Sunday, September 28, 2008

TEAC921B: The Beginning



"For twenty years Ginsberg had relished the ritual of pens and paper, the relief that accompanied the emptying of his thoughts and the satisfaction of notebooks with filled pages. There were the small spiral-bound pocket notebooks that he wrote in on subways and buses and there were sturdy bedside notebooks for nighttime cris de coeur or an early morning dream. Returning to a notebook after a day's neglect, he would begin in the present and circle back, writing his thoughts and observations not as he had them, but as he recalled having them. Periodically, he cast back through the pages prospecting for the glowing seam of a poem, like a miner long accustomed to working in the dark."
- Deborah Baker, A Blue Hand, Penguin Press; New York: 2008


I want to begin at the end. Chronologies are overrated, particularly when attempting to write in and out of some sense of my thinking. This blog isn't so much a receptacle, as Allen Ginsberg's notebooks surely were. No, this space is a site of articulation, when a whole host of things - notes, scribbles, marginalia, cocktail napkins, sketchbook pages, Post-It memos to myself - come together in an amalgamation. That being said, this space is nothing more than an ongoing photograph, a snapshot of thinking as I progress through my graduate "Teaching with Popular Culture" seminar.
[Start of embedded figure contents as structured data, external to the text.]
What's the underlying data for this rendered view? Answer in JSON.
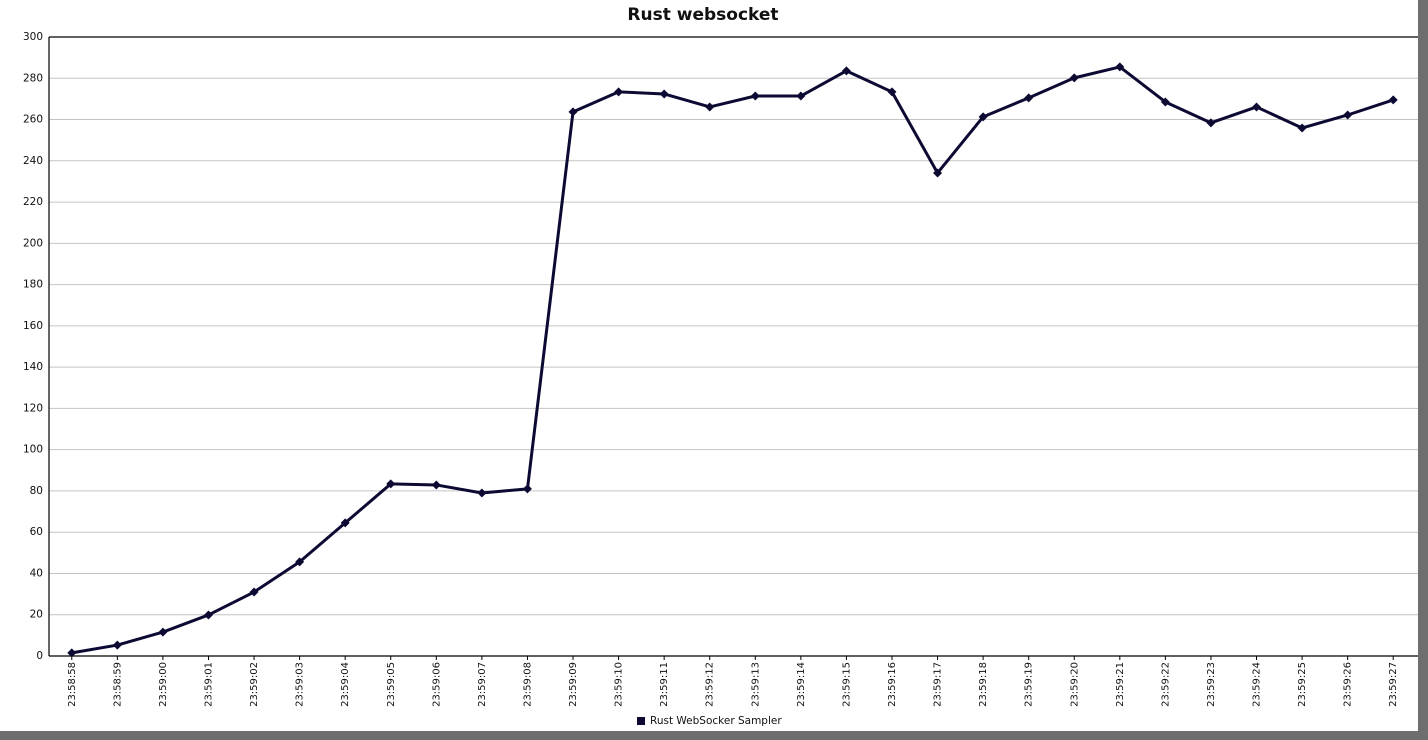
{
  "chart_data": {
    "type": "line",
    "title": "Rust websocket",
    "categories": [
      "23:58:58",
      "23:58:59",
      "23:59:00",
      "23:59:01",
      "23:59:02",
      "23:59:03",
      "23:59:04",
      "23:59:05",
      "23:59:06",
      "23:59:07",
      "23:59:08",
      "23:59:09",
      "23:59:10",
      "23:59:11",
      "23:59:12",
      "23:59:13",
      "23:59:14",
      "23:59:15",
      "23:59:16",
      "23:59:17",
      "23:59:18",
      "23:59:19",
      "23:59:20",
      "23:59:21",
      "23:59:22",
      "23:59:23",
      "23:59:24",
      "23:59:25",
      "23:59:26",
      "23:59:27"
    ],
    "series": [
      {
        "name": "Rust WebSocker Sampler",
        "color": "#0c0a33",
        "values": [
          1.5,
          5.3,
          11.6,
          19.9,
          31,
          45.6,
          64.5,
          83.4,
          82.9,
          79,
          81,
          263.7,
          273.4,
          272.4,
          266.1,
          271.4,
          271.4,
          283.6,
          273.4,
          234.1,
          261.3,
          270.5,
          280.2,
          285.5,
          268.5,
          258.4,
          266.1,
          255.9,
          262.2,
          269.5
        ]
      }
    ],
    "ylim": [
      0,
      300
    ],
    "yticks": [
      0,
      20,
      40,
      60,
      80,
      100,
      120,
      140,
      160,
      180,
      200,
      220,
      240,
      260,
      280,
      300
    ],
    "grid": true,
    "legend": "bottom"
  }
}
Why a blog? It seemed to me the requirement to keep a journal would require me in turn to collect examples of popular culture, to trace paths of cultural evidence that refuse the tidy boundaries of text. I cannot imagine trying to articulate my thinking without imagery, without videos and photographs, links to other stories, to other writers. We live in an era of digital technology, and it seems even my thoughts come with embedded hypertext, with links, with an endless stream of possibilities. Even so, I imagine this journal-blog, (blournal) will not be so easily navigated. There are expectations, considerations, and deviations - all good learning seems to have this unholy trinity - so I expect to get lost in my own work from time to time. Perhaps this blog will become akin to the Bermuda Triangle ...

Like Ginsberg, I am traveling back into my thoughts, working in the dark, and hoping to cull some sense of meaning from my eclectic stake of things and stuff. We can begin here as I began weeks ago, with a scribbled note on the inside page of my textbook: "What is popular culture, anyway?"